New Brunswick rep quits federal Green Party council over infighting
Louise Comeau was elected to the post just two months ago
New Brunswick's representative on the federal Green Party council has quit after just two months in the position, saying party infighting was too stressful and was taking away from her work on climate change.
Louise Comeau was elected to the role in August, in the midst of internal turmoil over the future of leader Annamie Paul.
She says she went in knowing the party was in a crisis but believed she could make a difference.
"I didn't anticipate the one thing that really brought this to a head for me: my inability to actually make the professional contribution that I wanted to make," she told CBC Radio's Shift New Brunswick.
Comeau said Paul had "engineered a tone and a set-up" on the federal council, the party's governing body, that made it difficult for members to perform their oversight role.
"I felt I just was unable to bring the kind of thoughtfulness I had hoped to bring to the decision-making processes of council."
That included going two months without any briefing on the party's legal and financial status, she said.
In a Twitter exchange with another Green supporter this week, Comeau wrote that she was resigning "because the stress was unbearable. I have more important work to do than waste time with this kind of baloney."
She added: "Play your games. The rest of us will try and keep the planet from burning."
Comeau is a climate change researcher at the University of New Brunswick and she says another challenge she faced was trying to speak independently about climate policy when it was at odds with the party's partisan interest.
The weekend before the federal election in September, she tweeted a link to a newspaper column that argued the federal Liberals had a better climate change plan than the Conservatives.
"I was simply commenting on the accuracy of the evaluation, which I agreed with," she said. But "I was personally attacked by many Greens for having stated my professional opinion."
She calls that an "infringement" on her professional independence.
"I am bigger than that because I think climate change is bigger than that," she says. "If I had to make a choice, climate change absolutely comes first."
An assistant to Annamie Paul, Victoria Galea, said Paul would not comment on Comeau's remarks and has not been doing interviews since "starting the process" of resigning as leader on Sept. 27.
The Green popular vote dropped from 6.5 per cent in the 2019 election to 2.3 per cent last month. The party lost one of its three seats in the vote, and had seen Fredericton MP Jenica Atwin defect to the Liberals in June.
The Greens gained one Ontario seat in the election and now has two MPs.

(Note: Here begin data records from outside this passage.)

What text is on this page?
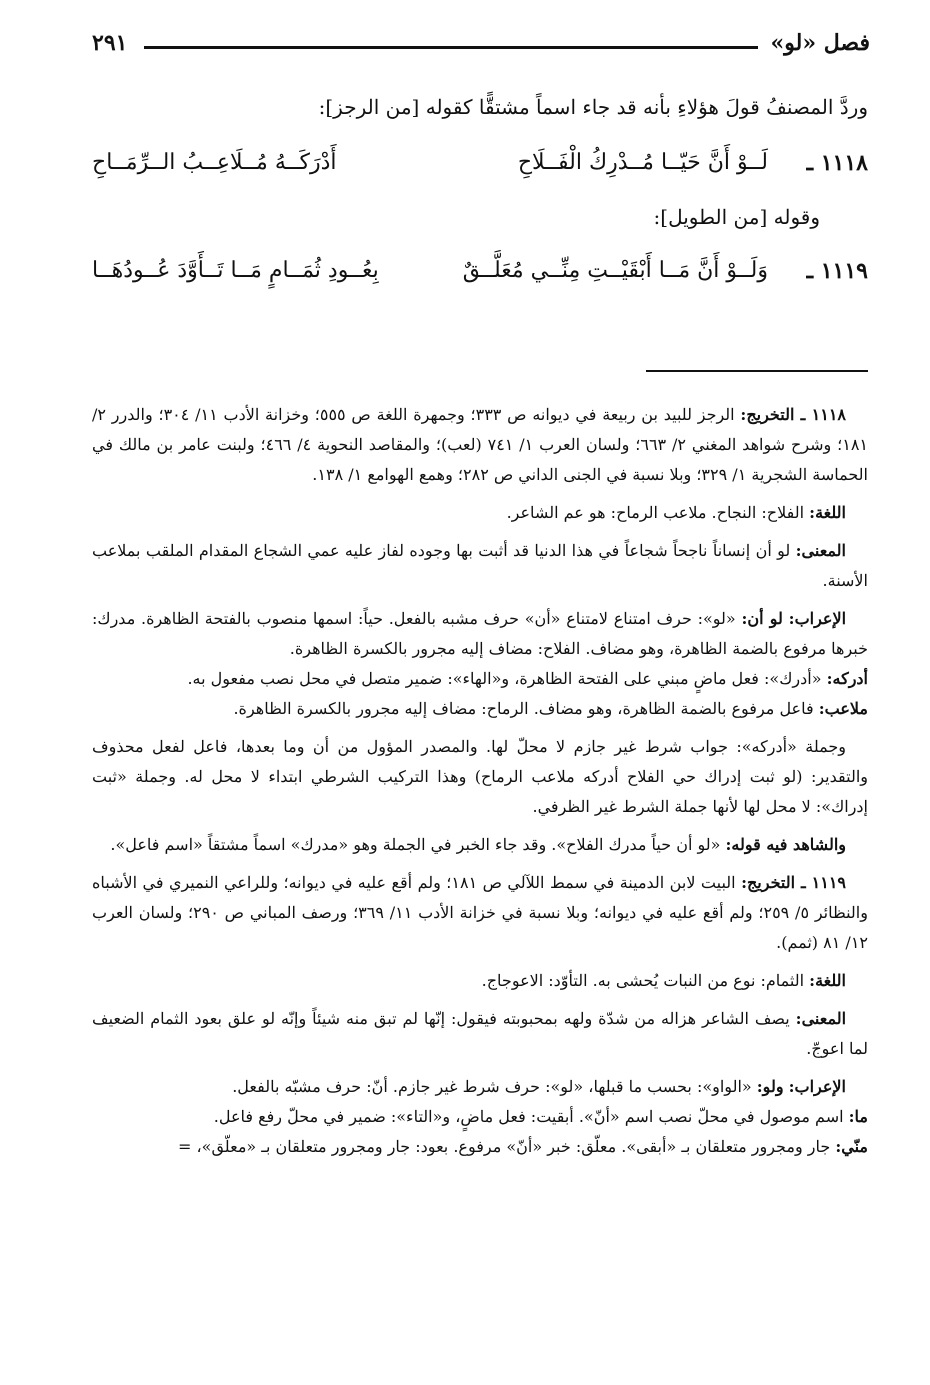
فصل «لو»
٢٩١
وردَّ المصنفُ قولَ هؤلاءِ بأنه قد جاء اسماً مشتقًّا كقوله [من الرجز]:
١١١٨ ـ
لَــوْ أَنَّ حَيّــا مُــدْرِكُ الْفَــلَاحِ
أَدْرَكَــهُ مُــلَاعِــبُ الــرِّمَــاحِ
وقوله [من الطويل]:
١١١٩ ـ
وَلَــوْ أَنَّ مَــا أَبْقَيْــتِ مِنِّــي مُعَلَّــقٌ
بِعُــودِ ثُمَــامٍ مَــا تَــأَوَّدَ عُــودُهَــا

١١١٨ ـ التخريج: الرجز للبيد بن ربيعة في ديوانه ص ٣٣٣؛ وجمهرة اللغة ص ٥٥٥؛ وخزانة الأدب ١١/ ٣٠٤؛ والدرر ٢/ ١٨١؛ وشرح شواهد المغني ٢/ ٦٦٣؛ ولسان العرب ١/ ٧٤١ (لعب)؛ والمقاصد النحوية ٤/ ٤٦٦؛ ولبنت عامر بن مالك في الحماسة الشجرية ١/ ٣٢٩؛ وبلا نسبة في الجنى الداني ص ٢٨٢؛ وهمع الهوامع ١/ ١٣٨.

اللغة: الفلاح: النجاح. ملاعب الرماح: هو عم الشاعر.

المعنى: لو أن إنساناً ناجحاً شجاعاً في هذا الدنيا قد أثبت بها وجوده لفاز عليه عمي الشجاع المقدام الملقب بملاعب الأسنة.

الإعراب: لو أن: «لو»: حرف امتناع لامتناع «أن» حرف مشبه بالفعل. حياً: اسمها منصوب بالفتحة الظاهرة. مدرك: خبرها مرفوع بالضمة الظاهرة، وهو مضاف. الفلاح: مضاف إليه مجرور بالكسرة الظاهرة.
أدركه: «أدرك»: فعل ماضٍ مبني على الفتحة الظاهرة، و«الهاء»: ضمير متصل في محل نصب مفعول به.
ملاعب: فاعل مرفوع بالضمة الظاهرة، وهو مضاف. الرماح: مضاف إليه مجرور بالكسرة الظاهرة.

وجملة «أدركه»: جواب شرط غير جازم لا محلّ لها. والمصدر المؤول من أن وما بعدها، فاعل لفعل محذوف والتقدير: (لو ثبت إدراك حي الفلاح أدركه ملاعب الرماح) وهذا التركيب الشرطي ابتداء لا محل له. وجملة «ثبت إدراك»: لا محل لها لأنها جملة الشرط غير الظرفي.

والشاهد فيه قوله: «لو أن حياً مدرك الفلاح». وقد جاء الخبر في الجملة وهو «مدرك» اسماً مشتقاً «اسم فاعل».

١١١٩ ـ التخريج: البيت لابن الدمينة في سمط اللآلي ص ١٨١؛ ولم أقع عليه في ديوانه؛ وللراعي النميري في الأشباه والنظائر ٥/ ٢٥٩؛ ولم أقع عليه في ديوانه؛ وبلا نسبة في خزانة الأدب ١١/ ٣٦٩؛ ورصف المباني ص ٢٩٠؛ ولسان العرب ١٢/ ٨١ (ثمم).

اللغة: الثمام: نوع من النبات يُحشى به. التأوّد: الاعوجاج.

المعنى: يصف الشاعر هزاله من شدّة ولهه بمحبوبته فيقول: إنّها لم تبق منه شيئاً وإنّه لو علق بعود الثمام الضعيف لما اعوجّ.

الإعراب: ولو: «الواو»: بحسب ما قبلها، «لو»: حرف شرط غير جازم. أنّ: حرف مشبّه بالفعل.
ما: اسم موصول في محلّ نصب اسم «أنّ». أبقيت: فعل ماضٍ، و«التاء»: ضمير في محلّ رفع فاعل.
منّي: جار ومجرور متعلقان بـ «أبقى». معلّق: خبر «أنّ» مرفوع. بعود: جار ومجرور متعلقان بـ «معلّق»، =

Comeau says even Paul's departure is contentious. She referred to the Sept. 27 announcement as "what we thought was the resignation of the leader" but says it hasn't officially happened yet.
She says Paul told her during a meeting that "until we negotiate her release, she enjoys all the rights and privileges of being a leader."
Galea said because the party council is in a legal dispute with Paul over attempts to review her leadership before the election, Paul won't formally step down without a resolution of that dispute and some financial loose ends connected to it.
"She can't resign until they drop their court case against her."
Comeau also said council members who questioned Paul's decisions and approach were confronted by what she calls "identity politics."
Paul is the first Black woman to lead a major national political party, and Comeau says when council members like her pushed for "values like honesty, integrity, fair dealing and leadership," they faced a backlash.
Felt vulnerable
"It was almost as if they were used as weapons. If you challenged at all and said 'No, this is too much, you can't do that' or 'That is not actually accurate,' then we were into these accusations. People were feeling quite vulnerable to that," she says.
"Not everything is about identity politics. Sometimes it's just about good character."
In June, Paul said allegations against her by the previous federal council "were so racist, so sexist, that they were immediately disavowed by both our MPs as offensive and inflammatory."
Galea says that Paul has never made similar accusations against the new council members elected in August. "She's never said that and it's never been implied."